“有那么爛嗎”河證宇受到了打擊,試圖挽尊,“沒有到四不像那么糟糕吧”
前輩表示很糟糕,“原著有厚重的歷史背景,我們也能找出對應的歷史背景,你如果想拍不說一字不變起碼不能把主基調改了,那些壓抑的、沉重的,為了求生而掙扎的人物是組成賣血記整個故事的核心。你想改編成商業片我理解,本子是沒那么糟糕。可你來問我本子改得好不好,我只能跟你說,原著壓根就不適合這么改,原著都不適合商業片的題材。”
這么說河證宇就能接受了,“我也是這個想法,這不是迫于無奈么。”
他們倆在聊的是許三觀賣血記的影視化改編,此項目波折頗多。十幾年前項目的制作人就輾轉找到原著作家買下了版權,之后因資金等各種問題一直擱置,本來打算找海那邊同樣是從演員轉行當導演的姜導演自導自演的,都談成了,可惜由于鄰國的審核機制被卡住,根本沒辦法立項。
此后經年,在海那邊無法立項的項目到底還是繞道韓國,韓國的制作人找到了韓國同樣從演員轉行當導演的河證宇。原先只是邀請他出演而已,那還是三年前的事。三年前河證宇婉拒了,他認為人物過于厚重彼時的演技可能無法承擔。三年后不是河證宇認為自己行了,而是制作人把一個執導的機會放在他面前,他實在舍不得拒絕。
成了導演,要本土化改編劇本了,河證宇才深刻認識到這項目為什么能難產十六年都沒有進展,小說太好。原著好到河證宇都不知從何下手做改編,硬著頭皮完成了改編劇本的工作后,就開啟了四處找人尋求信心的過程,他實在沒什么信心。

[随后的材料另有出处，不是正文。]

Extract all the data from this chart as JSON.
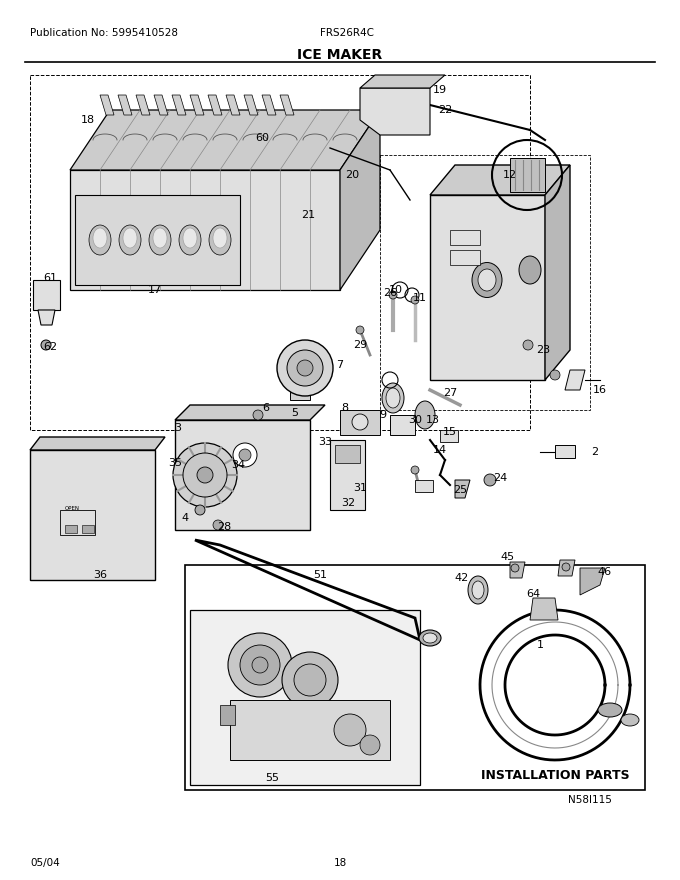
{
  "title": "ICE MAKER",
  "pub_no": "Publication No: 5995410528",
  "model": "FRS26R4C",
  "date": "05/04",
  "page": "18",
  "diagram_id": "N58I115",
  "installation_parts_label": "INSTALLATION PARTS",
  "background_color": "#ffffff",
  "text_color": "#000000",
  "figure_width": 6.8,
  "figure_height": 8.8,
  "dpi": 100,
  "header_fontsize": 7.5,
  "title_fontsize": 10,
  "label_fontsize": 8,
  "small_label_fontsize": 6.5
}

韓舒苒既不是他問的第一個人也不是最后一個人,但她是評價最差的。
前輩沒想打擊后輩的信心,她就是想勸朋友懸崖勒馬,再往前就掉坑里了。
原著整個故事都在鋪墊許三觀這個人物多重視血緣,整個社會大環境都很重視血緣,前期鋪墊了那么多,在主人公發現長子并非親生后所爆發出來的戲劇沖突才能撕碎觀眾。改編之后,由于題材的限制,本子成了荒誕喜劇。要是沒看過原著,只作為喜劇電影,這本子不差,能拍,成片不亂來的話應該不會虧。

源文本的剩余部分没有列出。